Malaysia to send mountains of plastic waste back to Britain
HUNDREDS of tons of plastic rubbish shipped to Malaysia will be returned to the countries who sent it there, including the UK, after the nation declared that ‘it will not be a dumping ground to the world’.
Ten containers holding 450 tons of contaminated plastic waste, from British cables to Australian milk cartons and Bangladeshi CDs, will be shipped back, the Malaysian government said.
Yeo Bee Yin, the minister of energy, technology, science, environment and climate change, said: ‘We urge developed countries to stop shipping garbage to our country,’ adding it was ‘unfair and uncivilised’. Plastic imports to the country have tripled since 2016 to 870,000 tonnes last year – when China, which previously took a large amount of waste for recycling, abruptly stopped.
The influx has sparked a rapid increase in the number of recycling plants, many of them operating without a licence and with little regard for environmental standards. The ministry said: ‘These containers are filled with contaminated, non-homogenous, lowquality, non-recyclable plastic waste, and are routed to processing facilities which do not have the technology to recycle in an environmentally sound manner.’ Mr Yeo vowed a crackdown on illegal imports and recycling facilities, dubbing Malaysians involved in importing the waste as ‘traitors’.
However, Lee Chee Kwang, an activist with environment protection agency Kuala Langat, said Malaysia had ‘failed miserably’ to manage the rubbish coming into the country, criticising its move to ship the waste back as ‘only a symbolic public stunt which does not solve the problem.’ He added: ‘The solution is a total ban of imports of all kinds of plastic.’
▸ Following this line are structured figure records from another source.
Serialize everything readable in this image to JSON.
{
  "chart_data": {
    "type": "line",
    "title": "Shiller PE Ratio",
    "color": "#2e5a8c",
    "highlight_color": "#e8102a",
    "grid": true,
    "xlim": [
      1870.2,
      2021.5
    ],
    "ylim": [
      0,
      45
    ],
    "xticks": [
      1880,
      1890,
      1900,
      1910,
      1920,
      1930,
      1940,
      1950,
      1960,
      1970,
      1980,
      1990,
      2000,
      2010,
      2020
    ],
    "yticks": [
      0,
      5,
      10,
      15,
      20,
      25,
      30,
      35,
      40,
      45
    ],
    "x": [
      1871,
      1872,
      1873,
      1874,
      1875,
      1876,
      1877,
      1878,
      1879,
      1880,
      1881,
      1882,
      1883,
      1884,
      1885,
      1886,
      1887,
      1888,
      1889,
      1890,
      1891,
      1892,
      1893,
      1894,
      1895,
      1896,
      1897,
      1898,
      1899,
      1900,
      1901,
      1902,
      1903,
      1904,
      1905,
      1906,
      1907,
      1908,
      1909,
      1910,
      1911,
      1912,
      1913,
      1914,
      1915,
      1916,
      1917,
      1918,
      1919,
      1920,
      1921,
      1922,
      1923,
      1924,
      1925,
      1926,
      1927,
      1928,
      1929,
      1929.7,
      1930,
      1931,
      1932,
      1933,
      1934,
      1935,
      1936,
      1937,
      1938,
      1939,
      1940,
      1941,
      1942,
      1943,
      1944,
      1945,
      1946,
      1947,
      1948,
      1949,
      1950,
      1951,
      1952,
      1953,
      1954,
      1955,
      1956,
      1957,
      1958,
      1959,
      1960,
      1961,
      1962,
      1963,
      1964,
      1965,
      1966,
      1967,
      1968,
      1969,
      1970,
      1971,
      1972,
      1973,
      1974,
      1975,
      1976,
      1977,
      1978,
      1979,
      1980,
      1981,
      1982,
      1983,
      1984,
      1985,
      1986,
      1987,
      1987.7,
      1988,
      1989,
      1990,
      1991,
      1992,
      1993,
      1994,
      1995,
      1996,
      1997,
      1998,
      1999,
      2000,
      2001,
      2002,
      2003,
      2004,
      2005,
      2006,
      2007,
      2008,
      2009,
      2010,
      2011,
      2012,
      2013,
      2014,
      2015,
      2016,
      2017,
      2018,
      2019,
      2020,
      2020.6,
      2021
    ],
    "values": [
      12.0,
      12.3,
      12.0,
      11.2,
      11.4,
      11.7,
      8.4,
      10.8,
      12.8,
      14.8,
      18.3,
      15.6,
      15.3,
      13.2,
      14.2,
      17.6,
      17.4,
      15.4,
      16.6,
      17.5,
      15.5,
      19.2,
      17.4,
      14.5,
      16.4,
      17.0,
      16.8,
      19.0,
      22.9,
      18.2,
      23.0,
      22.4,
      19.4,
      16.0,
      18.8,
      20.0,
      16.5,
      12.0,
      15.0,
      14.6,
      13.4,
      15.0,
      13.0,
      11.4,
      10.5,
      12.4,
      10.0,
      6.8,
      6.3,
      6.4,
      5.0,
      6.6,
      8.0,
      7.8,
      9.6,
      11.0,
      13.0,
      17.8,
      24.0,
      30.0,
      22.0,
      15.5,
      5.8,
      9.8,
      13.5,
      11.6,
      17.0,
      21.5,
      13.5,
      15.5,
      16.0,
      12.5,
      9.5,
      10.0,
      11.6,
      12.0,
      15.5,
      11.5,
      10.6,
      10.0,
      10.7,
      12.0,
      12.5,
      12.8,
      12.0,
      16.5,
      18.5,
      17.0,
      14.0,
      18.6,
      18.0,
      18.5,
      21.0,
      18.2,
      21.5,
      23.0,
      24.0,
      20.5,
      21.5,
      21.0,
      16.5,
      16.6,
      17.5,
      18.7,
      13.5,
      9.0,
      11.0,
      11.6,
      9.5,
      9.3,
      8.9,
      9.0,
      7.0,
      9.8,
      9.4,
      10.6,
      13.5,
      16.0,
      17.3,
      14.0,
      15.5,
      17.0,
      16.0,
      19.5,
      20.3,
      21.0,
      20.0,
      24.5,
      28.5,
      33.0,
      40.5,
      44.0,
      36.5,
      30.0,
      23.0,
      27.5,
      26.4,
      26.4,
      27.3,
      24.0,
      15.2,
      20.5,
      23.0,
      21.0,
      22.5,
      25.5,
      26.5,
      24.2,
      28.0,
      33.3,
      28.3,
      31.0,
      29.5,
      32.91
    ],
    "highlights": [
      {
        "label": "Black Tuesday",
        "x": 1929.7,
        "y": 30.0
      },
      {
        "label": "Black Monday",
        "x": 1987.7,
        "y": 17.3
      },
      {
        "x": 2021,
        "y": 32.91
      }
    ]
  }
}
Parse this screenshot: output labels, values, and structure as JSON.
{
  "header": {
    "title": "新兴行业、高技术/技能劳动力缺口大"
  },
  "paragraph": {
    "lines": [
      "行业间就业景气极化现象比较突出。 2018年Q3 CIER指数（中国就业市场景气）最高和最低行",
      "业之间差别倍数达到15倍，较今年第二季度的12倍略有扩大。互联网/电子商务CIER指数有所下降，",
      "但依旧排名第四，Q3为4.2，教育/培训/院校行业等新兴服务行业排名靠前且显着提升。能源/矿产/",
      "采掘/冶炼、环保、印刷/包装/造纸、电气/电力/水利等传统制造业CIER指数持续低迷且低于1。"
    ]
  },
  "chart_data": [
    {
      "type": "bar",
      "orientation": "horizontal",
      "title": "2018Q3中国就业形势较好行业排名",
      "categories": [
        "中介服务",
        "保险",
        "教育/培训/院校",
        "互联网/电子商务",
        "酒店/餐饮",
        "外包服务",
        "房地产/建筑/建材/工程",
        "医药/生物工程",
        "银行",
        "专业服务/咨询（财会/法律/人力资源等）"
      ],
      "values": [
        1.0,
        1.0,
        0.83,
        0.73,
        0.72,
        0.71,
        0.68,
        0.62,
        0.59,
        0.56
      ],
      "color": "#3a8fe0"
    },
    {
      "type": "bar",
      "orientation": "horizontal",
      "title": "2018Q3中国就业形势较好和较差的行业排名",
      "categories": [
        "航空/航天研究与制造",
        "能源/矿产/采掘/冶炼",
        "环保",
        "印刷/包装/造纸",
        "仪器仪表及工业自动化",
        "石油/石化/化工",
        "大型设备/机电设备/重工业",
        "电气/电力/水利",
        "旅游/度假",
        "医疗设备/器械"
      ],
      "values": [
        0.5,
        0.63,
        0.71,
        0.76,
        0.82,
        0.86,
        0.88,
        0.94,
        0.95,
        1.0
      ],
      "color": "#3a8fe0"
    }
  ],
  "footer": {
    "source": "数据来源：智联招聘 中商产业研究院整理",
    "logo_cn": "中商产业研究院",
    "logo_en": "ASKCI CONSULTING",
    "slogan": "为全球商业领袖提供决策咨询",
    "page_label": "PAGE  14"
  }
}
The Daily Mail has long campaigned to reduce the amount of plastic waste in the environment – successfully calling for the charge on plastic bags, which greatly reduced the amount of carrier bags thrown away.
Around 300 million tons of plastic are produced every year, according to the Worldwide Fund for Nature, with much of it ending up in landfill or polluting the seas, in what is becoming a growing international crisis.
This week a BBC documentary presented by Hugh Fearnley-Whittingstall revealed that plastic rubbish collected from councils including Braintree in Essex, Rhondda Cynon Taf in South Wales and Milton Keynes were being dumped in the Malaysian jungle.
Brands found in the undergrowth included many familiar UK names such as Waitrose, M&S and Tesco.